THE PROVISIONS WHICH DEAL WITH THE CONVERSION OF SEC 8 COMPANY INTO PRIVATE COMPANY
- Section 8 of the Companies Act, 2013.
- Rule 21 of the Companies Incorporation Rules, 2014.
- Rule 22 of the Companies Incorporation Rules, 2014.
- Rule 23 of the Companies Incorporation Rules, 2014
The procedure for conversion of sec 8 company into private company as follows:-
1. Company should pass a Special Resolution in its General Meeting for the Conversion of Section 8 Company into Private Company.
2. The Notice of the General Meeting should be sent along with Explanatory Statement. The Explanatory Statement should include:
- The Incorporation date of the Company.
- The main objects in the Memorandum of Article (MoA) of the proposed Company.
- The reason due to which the current structure of the Company is not able to achieve the main object.
- If the main objects of the Company are proposed to be altered then what would be the altered objects and the reason for alteration of such objects.
- The details of the impact of Conversion on the members of the Company
- The details of the benefits that may accrue to the members of the Company after the Conversion of Section 8 Company into Private Company.
- List of privileges and concessions which are currently enjoyed by Section 8 Company. The privileges and concessions include the tax exemptions, receiving donations, foreign contributions, land or any other immovable properties.
- The details of the market price of the property acquired by the Company and the concessional rate given by the Company of such property.
- The Details of donations and bequests received by the Company.
3. The company has to file with the ROC the certified true copy of the special resolution in form MGT-14 within 30 days from the date of passing of the special resolution.

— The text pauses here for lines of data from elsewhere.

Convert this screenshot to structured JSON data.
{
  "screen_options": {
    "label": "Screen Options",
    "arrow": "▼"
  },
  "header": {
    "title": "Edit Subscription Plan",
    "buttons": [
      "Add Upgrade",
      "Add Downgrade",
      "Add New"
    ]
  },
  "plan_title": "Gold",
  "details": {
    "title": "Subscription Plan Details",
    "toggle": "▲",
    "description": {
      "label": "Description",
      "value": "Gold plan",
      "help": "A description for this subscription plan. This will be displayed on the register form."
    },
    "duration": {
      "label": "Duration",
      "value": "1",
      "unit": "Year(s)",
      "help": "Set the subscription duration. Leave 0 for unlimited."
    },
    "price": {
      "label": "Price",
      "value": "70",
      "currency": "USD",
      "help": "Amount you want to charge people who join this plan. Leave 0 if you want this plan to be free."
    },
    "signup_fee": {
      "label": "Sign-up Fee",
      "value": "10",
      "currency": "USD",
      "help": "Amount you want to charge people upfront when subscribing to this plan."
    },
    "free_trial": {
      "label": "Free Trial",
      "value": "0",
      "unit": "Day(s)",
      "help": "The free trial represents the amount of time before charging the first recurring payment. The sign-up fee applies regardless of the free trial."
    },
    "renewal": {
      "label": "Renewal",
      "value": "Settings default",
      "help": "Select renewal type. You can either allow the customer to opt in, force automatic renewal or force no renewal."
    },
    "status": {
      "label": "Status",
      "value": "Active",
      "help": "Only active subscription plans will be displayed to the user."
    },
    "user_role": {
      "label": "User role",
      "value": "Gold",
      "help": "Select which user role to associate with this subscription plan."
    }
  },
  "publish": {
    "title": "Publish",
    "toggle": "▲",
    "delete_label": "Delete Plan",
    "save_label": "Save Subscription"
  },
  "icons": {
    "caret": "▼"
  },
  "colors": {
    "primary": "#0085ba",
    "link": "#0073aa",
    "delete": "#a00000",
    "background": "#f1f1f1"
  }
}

4. A company must intimate and obtain a “No Objection Certificate”, from authorities such as IT Department, Charity Commissioner, Central or State government department, Municipal body or any other recognized authority, in case it has obtained special status, privilege, benefit, exemption or grant from any of them.
5. The existing Section 8 Company must file an application to the Regional Director in Form INC- 18 along with a copy to Registrar of Companies for its conversion to any other kind of Company along with following documents:-
- A certified true copy of the resolution passed in the general meeting;
- With the copy of the notice of the general meeting with the explanatory statement;
- Proof of serving the notice to all the authorities mentioned below:
- Chief Commissioner of Income Tax Authority having jurisdiction over the company;
- Income Tax Officer;
- Charity Commissioner;
- Chief Secretary of the state where the registered office of the company is situated;
- To the authority under whose jurisdiction the company is operating.
6. A Declaration shall be given by the Board of Directors to the effect that no part of property or income of the Company has been directly or indirectly transferred or paid by way of bonus or dividend to persons or members of the Company or claiming through any one or more of them.
7. Along with the application, the Company shall also need to attach a Certificate from a Practicing CA/CS/CMA certifying that all the conditions relating to the conversion of Section 8 company as laid down in the Act has been duly complied with.
8. The company shall file all its Financial Statements, Annual Returns, and all such Returns as required by the Act up to the previous year of making the application to the Regional Director.
In case, an application is filed and 3 months have expired from the preceding date of Financial year to which financial statement has been filed, then, a statement of financial position duly approved by the Chartered Accountant up to the date of not preceding 30 days of submitting the application needs to be attached.
9. The company shall publish notice in the newspaper of the district where the registered office of the company is situated in vernacular language and one in the English newspaper having a wide circulation and also on the website of the company if any;
10. The applicant shall file a copy of such notices to the Regional Director, in Form INC- 19 immediately after the publication of the notice.
11. After the approval from the Regional Director, the Company should hold a General Meeting for the alteration of Memorandum of Association (MoA) and the Articles of Association (AoA) for the Conversion. The Company after the General Meeting shall file with the Registrar of Companies:
a. The true certified copy of the approval of the Regional Director within 30 days of receipt of approval in Form INC-20 with the prescribed fees.
b. The altered Memorandum of Association (MoA) and Articles of Association (AoA) of the Company.
c. The declaration by the Directors that the conditions if any imposed by the Regional Directors are duly complied with.